In this case, we choose to cluster the observations into two groups.
We can print this table to show the corresponding label which has been
added to the previous feature_irfs
table.
The arguments for fcluster
are passed as
a dictionary here.
features = hierarchical_clustering(scaled_features_irfs, fcluster_kwargs={"t": 2})
print(features)
edisp-res obs_id psf-radius labels
-------------------- ------ --------------------- ------
2.3885947175689592 33787 3.053212009682775 1
1.4351637481047363 33788 1.363472509034498 1
0.8986348363207728 33789 0.5237647004325865 1
0.2818047723094509 33790 -0.020420144596410953 2
-0.3135914081482271 33791 -0.36669663417038234 2
-0.7637308880733709 33792 -0.6577182894355391 2
-1.012733796525585 33793 -0.873659477745188 2
-1.1439110308062257 33794 -0.985502122122975 2
-1.102877228833871 33795 -0.9546285068162436 2
-0.9382336444241555 33796 -0.8241471833009617 2
-0.6429005895278312 33797 -0.590835686434463 2
-0.11291820875721864 33798 -0.3119611261122878 2
0.49972277488662115 33799 0.10752883769757363 2
1.1613279491744304 33800 0.6589622747787678 1
1.7875405607868806 33801 1.8341884287660133 1
0.1397412321592923 47802 0.1836544903987521 2
-0.36073833513766157 47803 -0.3759377929871826 2
-0.8815212313941426 47804 -0.6959369197218669 2
0.06334488877417636 47827 0.09907043184188653 2
-0.4373240195300975 47828 -0.4313847458879893 2
-0.9453950989269149 47829 -0.7350250533013533 2
Finally, observations.group_by_label
creates a dictionary containing t
Observations
objects by grouping the similar labels.
obs_clusters = observations.group_by_label(features["labels"])
print(obs_clusters)
mask_1 = features["labels"] == 1
mask_2 = features["labels"] == 2
fix, ax = plt.subplots(1, 1, figsize=(7, 5))

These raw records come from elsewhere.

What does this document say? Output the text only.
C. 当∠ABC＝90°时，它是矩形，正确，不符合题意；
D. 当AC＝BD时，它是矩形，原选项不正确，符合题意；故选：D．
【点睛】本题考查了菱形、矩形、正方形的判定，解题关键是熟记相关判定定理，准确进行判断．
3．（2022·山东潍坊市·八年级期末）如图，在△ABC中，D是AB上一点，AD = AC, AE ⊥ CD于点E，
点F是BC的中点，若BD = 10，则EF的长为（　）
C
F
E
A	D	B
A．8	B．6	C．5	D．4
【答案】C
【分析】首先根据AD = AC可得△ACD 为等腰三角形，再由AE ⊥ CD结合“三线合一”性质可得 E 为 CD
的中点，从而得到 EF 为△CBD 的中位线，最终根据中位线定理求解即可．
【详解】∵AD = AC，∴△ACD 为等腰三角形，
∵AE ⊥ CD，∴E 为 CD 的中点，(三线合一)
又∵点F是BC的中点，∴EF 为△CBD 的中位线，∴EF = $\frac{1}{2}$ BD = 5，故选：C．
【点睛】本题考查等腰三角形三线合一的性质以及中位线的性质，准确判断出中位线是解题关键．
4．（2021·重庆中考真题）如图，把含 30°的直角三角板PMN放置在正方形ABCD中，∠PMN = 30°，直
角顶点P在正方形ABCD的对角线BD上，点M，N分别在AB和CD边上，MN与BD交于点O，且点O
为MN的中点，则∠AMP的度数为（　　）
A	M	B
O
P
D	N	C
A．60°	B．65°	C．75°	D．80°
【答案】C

ax.set_ylabel("edisp-res")
ax.set_xlabel("psf-radius")
ax.plot(
features_irfs[mask_1]["edisp-res"],
features_irfs[mask_1]["psf-radius"],
"d",
color="green",
label="Group 1",
)
ax.plot(
features_irfs[mask_2]["edisp-res"],
features_irfs[mask_2]["psf-radius"],
"o",
color="magenta",
label="Group 2",
)
ax.legend()
plt.show()
{'group_1': <gammapy.data.observations.Observations object at 0x7f46b5c6aac0>, 'group_2': <gammapy.data.observations.Observations object at 0x7f46b5c6ad60>}
The groups here are divided by the quality of the IRFs values edisp-res
and psf-radius
. The diamond and circular points indicate how the observations
are grouped.
In both examples we have a set of Observation
objects which
can be reduced using the DatasetsMaker
to create two (in this
specific case) separate datasets. These can then be jointly fitted using the
Multi instrument joint 3D and 1D analysis tutorial.